Sostiene el rosario con la mano izquierda. Murmura una plegaria que le enseñaron de niño. Hasta ahora no había tenido dudas de su fe. Lo que siempre había sabido es que Dios castiga a los impíos y premia a los justos. Esta vez no puede ser diferente. Su enemigo se desangra en la cama.

Lo ha sorprendido cuando se bañaba. Estuvo dos semanas tomándole el pulso. Cinco minutos. Agua ni muy caliente ni muy fría. Primero unos segundos para toquetearse el cuerpo, luego un mini concierto a capela de Bon Jovi. Justo cuando se estiraba para alcanzar el champú le ha tirado a la rodilla. Dicen que ahí duele muy cabrón. Había que bajarle los humos. Ni que fuera Terminator.

<<Hijo de puta>> ha gritado el Mr. Universo herido. Se oyen ruidos en las habitaciones contiguas. Las parejas han tenido que suspender el coito para salvar la vida. El vengador se quita el pasamontañas. No se esconde. Quiere que su verdugo sepa quién lo va a despedir de este mundo. Segundos de silencio. Tal vez incluso hasta de complicidad. Hay un pequeño momento entre asesino y asesinado donde se paga con un beso a la muerte. Los dos aceptan las reglas del juego. Hasta podría decirse que se trata de un matrimonio sagrado.
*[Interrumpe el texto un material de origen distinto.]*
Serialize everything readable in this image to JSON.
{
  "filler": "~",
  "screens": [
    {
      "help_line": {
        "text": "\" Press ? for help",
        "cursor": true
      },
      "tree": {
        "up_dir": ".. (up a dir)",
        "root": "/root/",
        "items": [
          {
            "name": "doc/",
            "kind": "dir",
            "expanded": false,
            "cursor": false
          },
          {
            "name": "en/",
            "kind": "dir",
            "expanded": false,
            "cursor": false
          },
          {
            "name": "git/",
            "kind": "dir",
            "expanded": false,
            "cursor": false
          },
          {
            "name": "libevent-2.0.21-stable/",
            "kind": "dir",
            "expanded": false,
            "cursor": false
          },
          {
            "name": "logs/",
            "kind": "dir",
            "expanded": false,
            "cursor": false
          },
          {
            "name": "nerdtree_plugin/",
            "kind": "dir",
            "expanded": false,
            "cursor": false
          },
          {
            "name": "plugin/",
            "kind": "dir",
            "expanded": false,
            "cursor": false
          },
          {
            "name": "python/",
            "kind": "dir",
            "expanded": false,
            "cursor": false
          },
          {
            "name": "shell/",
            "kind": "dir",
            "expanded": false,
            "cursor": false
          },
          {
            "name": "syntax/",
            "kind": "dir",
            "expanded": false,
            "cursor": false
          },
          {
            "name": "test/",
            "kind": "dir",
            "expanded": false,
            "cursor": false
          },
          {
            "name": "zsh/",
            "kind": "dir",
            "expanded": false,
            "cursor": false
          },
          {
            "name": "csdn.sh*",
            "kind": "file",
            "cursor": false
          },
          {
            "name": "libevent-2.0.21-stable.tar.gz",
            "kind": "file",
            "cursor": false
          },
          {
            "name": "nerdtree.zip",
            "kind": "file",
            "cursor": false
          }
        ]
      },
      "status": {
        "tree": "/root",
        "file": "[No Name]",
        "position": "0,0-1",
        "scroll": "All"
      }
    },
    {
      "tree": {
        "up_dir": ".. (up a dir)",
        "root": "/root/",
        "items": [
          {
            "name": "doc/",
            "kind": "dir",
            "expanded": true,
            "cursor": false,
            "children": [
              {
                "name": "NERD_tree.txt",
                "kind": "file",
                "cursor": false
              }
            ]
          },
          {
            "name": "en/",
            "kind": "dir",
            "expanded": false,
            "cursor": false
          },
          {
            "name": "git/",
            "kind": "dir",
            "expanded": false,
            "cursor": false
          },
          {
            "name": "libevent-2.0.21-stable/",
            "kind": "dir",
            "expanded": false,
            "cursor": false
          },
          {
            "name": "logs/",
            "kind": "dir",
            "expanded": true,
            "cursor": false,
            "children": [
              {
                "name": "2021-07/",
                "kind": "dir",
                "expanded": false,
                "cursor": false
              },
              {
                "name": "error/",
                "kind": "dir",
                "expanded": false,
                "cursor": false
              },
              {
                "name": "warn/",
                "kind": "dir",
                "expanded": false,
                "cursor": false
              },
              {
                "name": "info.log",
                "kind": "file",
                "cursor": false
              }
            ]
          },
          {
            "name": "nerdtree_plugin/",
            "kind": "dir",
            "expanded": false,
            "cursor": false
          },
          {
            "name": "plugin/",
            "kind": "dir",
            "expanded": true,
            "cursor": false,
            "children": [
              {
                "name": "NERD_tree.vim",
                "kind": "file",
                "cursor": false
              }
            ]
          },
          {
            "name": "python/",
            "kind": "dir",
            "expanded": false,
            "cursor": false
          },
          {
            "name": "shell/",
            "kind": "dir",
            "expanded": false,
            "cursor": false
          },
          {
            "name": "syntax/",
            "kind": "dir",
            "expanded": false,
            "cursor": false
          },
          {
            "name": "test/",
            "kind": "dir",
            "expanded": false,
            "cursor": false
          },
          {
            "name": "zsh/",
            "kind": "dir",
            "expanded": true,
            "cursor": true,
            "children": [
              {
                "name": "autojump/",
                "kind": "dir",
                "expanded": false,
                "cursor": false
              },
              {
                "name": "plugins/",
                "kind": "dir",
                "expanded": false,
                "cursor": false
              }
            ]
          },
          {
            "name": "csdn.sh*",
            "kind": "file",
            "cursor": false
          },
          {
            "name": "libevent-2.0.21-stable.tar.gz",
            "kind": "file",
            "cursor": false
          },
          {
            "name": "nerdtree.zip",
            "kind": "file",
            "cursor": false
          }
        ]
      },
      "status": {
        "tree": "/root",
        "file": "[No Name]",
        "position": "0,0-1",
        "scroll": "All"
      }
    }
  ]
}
<<No te toques, quédate así. Sin camisa>> La experiencia en estos casos dice que no se puede despegar la mirada. Puede que haya un machete escondido en las sábanas o una ametralladora en el cajón del buró. Antes de asestar el tiro de gracia es preciso saber una cosa. Es una obsesión que no deja dormir por las noches. Tiene que haber algún motivo por el cual uno pierde la cabeza y decide saltarse las reglas.

<<¿Por qué la mataste? ¿Por qué carajos tenías que ser tan mierda?>> Suenan las sirenas. Se oyen como a 4 o 5 cuadras. El motor del auto está prendido. Si sale por la salida trasera del motel estará en el aeropuerto en 20 minutos. La impaciencia lo está matando. Pensar que se encuentra en la misma habitación donde ella sufrió su calvario. Es una tortura innecesaria. Bang. Suena otro balazo. Justo en las partes bajas. Por escasos segundos que le quedan de vida su enemigo quedará estéril. Pero la duda sigue flotando en el ambiente. ¿Cuánto más resistirá la ignominia?

<<Porque juró ante Dios que me engañó contigo. La punzada le atraviesa el corazón. Lo que había comenzado con un inocente escarceo devino en una aventura suicida. Si fue por los mensajes en el teléfono o los recados escondidos en los libros, ya de poco importa saber dónde se descuidaron. “No ambicionarás a la mujer de tu prójimo”. El vengador recuerda cuando el padre Ramírez le recordó ese mandamiento en su primera comunión. Qué lejanos días de verano.

Bang. El balazo final en la sien. Se sienta en el filo de la cama. En ese mismo lecho donde disfrutó los placeres culposos de la dicha. Comienza con el primer misterio. Calcula que cuando llegue la policía habrá empezado con el segundo. No importa nada. Podrá pasar cien o mil años en la cárcel. Le ha salido el tiro por la culata. Por dentro estará preso para toda la eternidad.